Depending on your security policies and routines, you may schedule certain scans to run on a daily or periodic basis. It is a good practice to run discovery scan checks more often–perhaps every week or even several times a week, depending on the importance or risk level of these assets.
As a best practice, you may want to discover privileged accounts manually and check if you have missed including any account for password management. Generally, it is a good idea to scan during off-hours, when more bandwidth is free and work disruption is less likely.
The account discovery engine uses the concept of management accounts to discover accounts on integrated assets. It helps in reconciling whether the vault consists of all privileged accounts which can be useful in environments that contain a large number of assets and privileged accounts. Furthermore, filtering out dead assets and discovering new accounts from the discovery job helps reduce manual efforts and risk from unknown accounts.
If you schedule a scan to run on a repeating basis, note that a future scheduled scan job will not start until the preceding scheduled scan job is completed. If the preceding job is not completed by the time the next job is scheduled to start, an error message appears in the scan log.
The system uses management accounts for discovering other privileged accounts. Management accounts with required privileges can be part of the vault or can be separately configured in the system. Refer to section on Configuring credentials for more details.

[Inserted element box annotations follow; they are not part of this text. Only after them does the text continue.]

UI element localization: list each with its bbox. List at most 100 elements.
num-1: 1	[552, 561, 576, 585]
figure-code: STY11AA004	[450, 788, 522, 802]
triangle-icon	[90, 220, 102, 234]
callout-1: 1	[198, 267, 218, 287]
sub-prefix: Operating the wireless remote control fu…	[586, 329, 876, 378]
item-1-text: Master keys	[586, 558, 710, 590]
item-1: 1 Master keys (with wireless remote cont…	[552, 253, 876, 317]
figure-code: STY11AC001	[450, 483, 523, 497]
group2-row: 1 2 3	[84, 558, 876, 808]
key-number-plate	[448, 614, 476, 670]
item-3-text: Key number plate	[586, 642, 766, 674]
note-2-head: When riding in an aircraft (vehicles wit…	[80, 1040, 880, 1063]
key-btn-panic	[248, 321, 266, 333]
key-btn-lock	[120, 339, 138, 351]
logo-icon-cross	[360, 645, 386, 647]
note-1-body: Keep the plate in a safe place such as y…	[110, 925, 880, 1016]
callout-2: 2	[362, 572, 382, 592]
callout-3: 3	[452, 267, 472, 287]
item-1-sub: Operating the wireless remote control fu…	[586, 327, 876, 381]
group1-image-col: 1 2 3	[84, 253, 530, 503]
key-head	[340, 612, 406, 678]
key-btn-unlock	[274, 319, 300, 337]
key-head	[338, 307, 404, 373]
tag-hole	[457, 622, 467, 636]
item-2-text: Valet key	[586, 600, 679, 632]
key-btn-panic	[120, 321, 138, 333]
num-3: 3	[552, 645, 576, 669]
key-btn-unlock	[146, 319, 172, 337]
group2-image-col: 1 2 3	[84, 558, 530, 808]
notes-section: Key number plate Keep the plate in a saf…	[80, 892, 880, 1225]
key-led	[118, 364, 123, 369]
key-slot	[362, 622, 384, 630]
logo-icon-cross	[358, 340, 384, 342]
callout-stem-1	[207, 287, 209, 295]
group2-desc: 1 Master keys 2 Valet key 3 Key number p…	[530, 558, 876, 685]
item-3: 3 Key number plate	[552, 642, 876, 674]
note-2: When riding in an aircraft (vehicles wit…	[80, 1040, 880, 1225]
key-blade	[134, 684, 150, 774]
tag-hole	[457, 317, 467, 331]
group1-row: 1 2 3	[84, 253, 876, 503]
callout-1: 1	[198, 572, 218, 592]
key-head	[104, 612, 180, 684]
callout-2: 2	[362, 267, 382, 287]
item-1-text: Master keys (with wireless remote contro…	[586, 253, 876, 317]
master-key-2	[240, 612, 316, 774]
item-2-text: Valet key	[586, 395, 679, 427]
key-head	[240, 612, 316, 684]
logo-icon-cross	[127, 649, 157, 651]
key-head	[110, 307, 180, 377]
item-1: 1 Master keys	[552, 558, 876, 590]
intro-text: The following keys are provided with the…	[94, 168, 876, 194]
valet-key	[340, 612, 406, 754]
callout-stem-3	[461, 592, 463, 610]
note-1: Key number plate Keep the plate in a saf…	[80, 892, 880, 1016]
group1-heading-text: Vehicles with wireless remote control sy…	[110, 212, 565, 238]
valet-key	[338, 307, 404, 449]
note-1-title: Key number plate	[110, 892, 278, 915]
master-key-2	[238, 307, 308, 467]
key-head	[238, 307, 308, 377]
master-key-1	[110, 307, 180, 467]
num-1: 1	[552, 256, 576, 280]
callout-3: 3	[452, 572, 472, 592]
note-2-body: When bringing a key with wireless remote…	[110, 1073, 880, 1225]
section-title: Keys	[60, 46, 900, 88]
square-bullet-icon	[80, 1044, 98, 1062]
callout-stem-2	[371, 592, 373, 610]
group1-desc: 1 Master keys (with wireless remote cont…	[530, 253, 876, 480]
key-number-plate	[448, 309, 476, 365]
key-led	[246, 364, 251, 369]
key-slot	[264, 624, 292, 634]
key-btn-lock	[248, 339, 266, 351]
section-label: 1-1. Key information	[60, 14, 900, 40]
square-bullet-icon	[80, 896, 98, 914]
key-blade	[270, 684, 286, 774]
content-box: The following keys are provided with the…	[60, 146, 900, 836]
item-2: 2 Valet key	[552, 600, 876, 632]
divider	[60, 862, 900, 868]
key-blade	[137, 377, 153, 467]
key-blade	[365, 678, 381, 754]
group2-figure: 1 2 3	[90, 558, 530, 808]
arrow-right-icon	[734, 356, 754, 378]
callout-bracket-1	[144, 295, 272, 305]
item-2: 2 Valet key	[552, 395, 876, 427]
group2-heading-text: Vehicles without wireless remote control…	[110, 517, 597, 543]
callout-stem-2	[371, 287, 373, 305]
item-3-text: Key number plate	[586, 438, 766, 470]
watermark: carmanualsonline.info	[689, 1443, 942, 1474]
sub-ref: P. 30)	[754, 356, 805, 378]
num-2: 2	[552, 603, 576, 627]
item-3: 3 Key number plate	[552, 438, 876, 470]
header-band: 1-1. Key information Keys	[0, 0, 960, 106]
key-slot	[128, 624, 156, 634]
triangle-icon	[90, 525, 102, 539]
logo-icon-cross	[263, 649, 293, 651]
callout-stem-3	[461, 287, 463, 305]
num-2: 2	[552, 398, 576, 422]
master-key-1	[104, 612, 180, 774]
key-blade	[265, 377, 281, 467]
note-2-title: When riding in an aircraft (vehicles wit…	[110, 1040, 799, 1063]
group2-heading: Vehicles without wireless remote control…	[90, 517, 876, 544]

You can configure and provide as many management accounts as available in your platform environments.
Privilege requirement for executing Account Discovery Jobs
Category
Type
Min privilege required for onboarding
Minimum privilege required for onboarding and resetting password
Select the desired asset type from the drop-down menu.
Asset category
Select the asset category from the drop-down menu.
Schedule type
Select a schedule type whether you would like to initiate this job once or schedule a recurring job.
If you select a recurring job, you can choose days this job must be executed on.
For example, you want to schedule a job every second day at 5:pm to scan your network.
Recur every: 2 days Task Start: 01 Jan 2018 Schedule Start Time: 4.30 pm to 5.15 pm
Group Name
Select the groups on the Active Directory to be scanned.
Task Start
Select the date when the task begins
Schedule Time
You can either choose "Any" or schedule a proper time from when to start the task and when to end the task
Action
Onboard accounts
If you do not wish to onboard accounts discovered in a scan, you may set the Onboard Accounts option as 'No'. Refer to the section on Handling assets & accounts Manually for more details.
If you wish to onboard discovered accounts automatically to the Sectona PAM system, set Onboard Accounts option as 'Yes'. Please note that the password of the accounts will be reset when the accounts are on-boarded in the PAM by discovery. Refer to the section on Auto Onboarding discovered accounts for more details.
Exclude Account(s)
If you want to exclude accounts from the account discovery, you can mention the names of the accounts separated by a comma.
Tags (optional)
You can associate an account with your desired single or multiple tags like Infosec, Banking Core Server, ATM Switches, etc.